Мы пошли в ресторан. Сели. Назаров заказывал. Стали петь. Просили Высоцкого все. Без гитары он не поет, жаль, что она не растет сбоку.
13.06.1969
Готовимся с тещей. О Господи, завтра привезем наших домой![62] Как я ужасно волнуюсь, ну как я его брать буду, я упаду от счастья, нажму сильно. Все порожки, выступы в роддоме изучил, чтобы не запнуться, не упасть.
15.06.1969
Ну, привез. Вчера. Встречали Высоцкий, Лукьянова, Радунская, Корнилова, Чернова и мы с тещей. Ничего, не запнулся, не упал.
25.06.1969
В 28 лет сбылась моя тайная мечта — увидеть свою нарисованную гуашью рожу на большом рекламном щите. И вот, наконец... повесили... над общественными уборными в проезде Художественного театра. Сам не видел. Вика сказала: похож. Я и Высоцкий, а между — тайга.

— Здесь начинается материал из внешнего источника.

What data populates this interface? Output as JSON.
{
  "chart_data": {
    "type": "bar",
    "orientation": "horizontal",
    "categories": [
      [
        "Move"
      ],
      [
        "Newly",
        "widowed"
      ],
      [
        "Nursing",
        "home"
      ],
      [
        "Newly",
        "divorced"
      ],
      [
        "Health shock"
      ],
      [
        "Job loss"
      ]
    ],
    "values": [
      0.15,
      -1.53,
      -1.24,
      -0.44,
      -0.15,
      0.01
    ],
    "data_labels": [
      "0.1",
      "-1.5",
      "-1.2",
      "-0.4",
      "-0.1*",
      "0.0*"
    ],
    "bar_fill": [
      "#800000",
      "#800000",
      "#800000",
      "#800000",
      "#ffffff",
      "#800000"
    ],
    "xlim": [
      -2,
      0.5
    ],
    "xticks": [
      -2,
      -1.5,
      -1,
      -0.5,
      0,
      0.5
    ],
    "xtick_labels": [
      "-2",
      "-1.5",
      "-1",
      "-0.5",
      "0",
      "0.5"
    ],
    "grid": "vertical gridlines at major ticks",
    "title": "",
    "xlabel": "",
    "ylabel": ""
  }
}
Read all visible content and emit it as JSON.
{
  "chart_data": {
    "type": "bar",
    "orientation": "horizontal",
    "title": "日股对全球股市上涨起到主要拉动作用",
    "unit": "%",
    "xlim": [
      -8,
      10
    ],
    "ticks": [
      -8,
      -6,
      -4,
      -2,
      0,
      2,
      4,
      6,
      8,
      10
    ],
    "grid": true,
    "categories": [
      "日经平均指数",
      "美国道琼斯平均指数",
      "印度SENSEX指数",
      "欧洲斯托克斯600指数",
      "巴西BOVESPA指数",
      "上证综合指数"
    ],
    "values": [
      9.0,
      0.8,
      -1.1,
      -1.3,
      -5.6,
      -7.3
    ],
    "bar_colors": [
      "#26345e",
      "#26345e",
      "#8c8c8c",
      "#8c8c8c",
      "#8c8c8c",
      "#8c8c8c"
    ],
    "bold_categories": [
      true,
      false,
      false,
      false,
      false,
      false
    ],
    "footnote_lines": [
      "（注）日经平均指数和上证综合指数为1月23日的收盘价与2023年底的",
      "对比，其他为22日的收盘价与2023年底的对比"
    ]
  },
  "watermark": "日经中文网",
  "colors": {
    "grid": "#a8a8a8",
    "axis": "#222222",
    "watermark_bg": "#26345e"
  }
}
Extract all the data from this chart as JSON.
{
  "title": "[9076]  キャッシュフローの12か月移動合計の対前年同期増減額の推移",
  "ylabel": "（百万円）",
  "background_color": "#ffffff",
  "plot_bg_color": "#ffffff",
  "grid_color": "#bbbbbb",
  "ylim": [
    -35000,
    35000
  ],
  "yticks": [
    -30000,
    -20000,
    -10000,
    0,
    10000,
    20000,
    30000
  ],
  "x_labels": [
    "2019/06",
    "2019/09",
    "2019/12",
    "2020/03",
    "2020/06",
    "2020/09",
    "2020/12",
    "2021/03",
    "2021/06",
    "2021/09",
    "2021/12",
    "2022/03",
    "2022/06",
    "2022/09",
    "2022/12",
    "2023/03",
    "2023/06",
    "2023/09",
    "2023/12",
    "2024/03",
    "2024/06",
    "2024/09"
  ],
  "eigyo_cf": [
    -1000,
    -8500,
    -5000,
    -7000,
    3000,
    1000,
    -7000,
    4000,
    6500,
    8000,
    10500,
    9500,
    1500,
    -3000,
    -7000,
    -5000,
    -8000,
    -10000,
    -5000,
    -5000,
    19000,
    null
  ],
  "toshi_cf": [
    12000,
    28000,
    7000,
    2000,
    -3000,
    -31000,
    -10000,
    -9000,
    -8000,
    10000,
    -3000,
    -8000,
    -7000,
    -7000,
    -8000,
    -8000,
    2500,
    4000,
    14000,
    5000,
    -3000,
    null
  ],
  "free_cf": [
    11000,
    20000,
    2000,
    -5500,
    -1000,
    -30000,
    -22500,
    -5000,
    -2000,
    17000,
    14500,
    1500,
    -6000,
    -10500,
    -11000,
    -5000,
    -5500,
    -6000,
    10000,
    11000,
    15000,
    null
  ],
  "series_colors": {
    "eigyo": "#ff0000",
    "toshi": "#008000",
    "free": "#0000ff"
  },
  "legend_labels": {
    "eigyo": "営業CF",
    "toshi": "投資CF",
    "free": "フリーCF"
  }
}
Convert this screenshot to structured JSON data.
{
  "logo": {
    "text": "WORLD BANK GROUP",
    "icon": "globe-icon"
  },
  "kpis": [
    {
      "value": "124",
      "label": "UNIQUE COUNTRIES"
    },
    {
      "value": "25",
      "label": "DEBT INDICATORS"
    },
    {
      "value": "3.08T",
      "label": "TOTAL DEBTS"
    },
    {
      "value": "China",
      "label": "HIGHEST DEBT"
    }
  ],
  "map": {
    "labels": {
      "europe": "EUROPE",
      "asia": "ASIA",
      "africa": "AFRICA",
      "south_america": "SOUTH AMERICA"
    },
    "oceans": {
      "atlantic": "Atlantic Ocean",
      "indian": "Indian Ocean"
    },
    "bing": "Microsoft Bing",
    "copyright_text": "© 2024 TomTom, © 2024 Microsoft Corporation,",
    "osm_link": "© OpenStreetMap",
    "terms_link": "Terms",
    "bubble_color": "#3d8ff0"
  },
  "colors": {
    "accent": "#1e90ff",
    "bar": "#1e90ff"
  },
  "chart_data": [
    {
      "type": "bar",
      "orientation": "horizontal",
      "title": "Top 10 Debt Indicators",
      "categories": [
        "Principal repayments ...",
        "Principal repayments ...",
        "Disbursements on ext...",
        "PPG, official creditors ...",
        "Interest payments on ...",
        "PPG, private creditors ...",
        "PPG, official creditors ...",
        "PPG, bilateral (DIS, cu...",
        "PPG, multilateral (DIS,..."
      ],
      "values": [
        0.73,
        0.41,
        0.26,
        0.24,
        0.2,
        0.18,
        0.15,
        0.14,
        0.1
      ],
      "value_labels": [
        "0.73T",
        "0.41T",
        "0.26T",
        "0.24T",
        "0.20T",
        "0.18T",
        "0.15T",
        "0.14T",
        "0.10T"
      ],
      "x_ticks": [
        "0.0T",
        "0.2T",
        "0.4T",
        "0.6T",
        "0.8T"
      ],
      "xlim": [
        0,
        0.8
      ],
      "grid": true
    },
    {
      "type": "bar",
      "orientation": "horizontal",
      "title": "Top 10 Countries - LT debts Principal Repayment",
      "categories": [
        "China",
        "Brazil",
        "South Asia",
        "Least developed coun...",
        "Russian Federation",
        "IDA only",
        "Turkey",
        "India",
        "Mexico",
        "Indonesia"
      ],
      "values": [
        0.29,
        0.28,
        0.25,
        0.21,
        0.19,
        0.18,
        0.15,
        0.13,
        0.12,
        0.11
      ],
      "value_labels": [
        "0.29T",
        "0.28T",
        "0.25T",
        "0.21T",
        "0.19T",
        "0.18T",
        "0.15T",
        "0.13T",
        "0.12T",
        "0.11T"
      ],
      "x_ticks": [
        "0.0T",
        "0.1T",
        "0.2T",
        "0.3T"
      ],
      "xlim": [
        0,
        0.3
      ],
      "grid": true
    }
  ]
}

Вчера в театре были премьеры: Женя Лисконог сыграл Второго бога, а Высоцкий — Летчика[63].
29.06.1969
Недавно мы вспоминали с Высоцким наше Выезжелогское житье. Ах, черт возьми, как нам там было хорошо! Поняли только сейчас, и сердце сжимается. Тогда мы были всем недовольны. Я часто повторял: «Кой черт послал меня на эту галеру?» А теперь... Почему-то в памяти вся обстановка нашей избы... стол, на нем, кажется, всегда стояла самогонка, нарезанное сало... лук, чеснок, хлеб. В подполе стояло молоко. Завтрак наш: хлеб, молоко. Конечно, не всегда стояла самогонка... но помнится, что всегда. В кастрюльке — холодные остатки молоденького поросеночка... Как я сейчас жалею, что мало записывал, ленился.
26.07.1969
24 июля был у Высоцкого с Мариной, Володя два дня лежал в Склифосовского. Горлом кровь хлынула. Марина позвонила Бадаляну[64]. «Скорая» приехала через час и везти не хотела: боялись, умрет в дороге. Володя лежал без сознания на иглах, уколах. Думали: прободение желудка, тогда конец. Но, слава Богу, обошлось. Говорят, лопнул какой-то сосуд. Будто литр крови потерял, и долили ему чужой. Когда я был у него, он чувствовал себя «прекрасно», по его словам, но говорил шепотом, чтоб не услыхала Марина. А по Москве снова слухи, слухи... Подвезли меня до Склифосовского. Пошел сдавать кровь на анализ. Володя худой, бледный... в белых штанах с широким поясом, в белой под горло водолазке и неимоверной замшевой куртке. «Марина на мне...» — «Моя кожа на нем...»
61
Примак Геннадий — в то время режиссер-практикант в Театре на Таганке, ассистент режиссера на спектакле «Тартюф» и, позднее, на спектакле «Что делать?».
62
Шестого июня 1969 года родился Денис.
63
Второй бог, Летчик (Янг Сун) — роли в спектакле «Добрый человек из Сезуана».
64
Бадалян Левон Оганесович — врач-невролог и друг Театра на Таганке, к помощи которого в экстренных случаях прибегали почти все. В настоящее время профессор, член-корреспондент Академии медицинских наук СССР.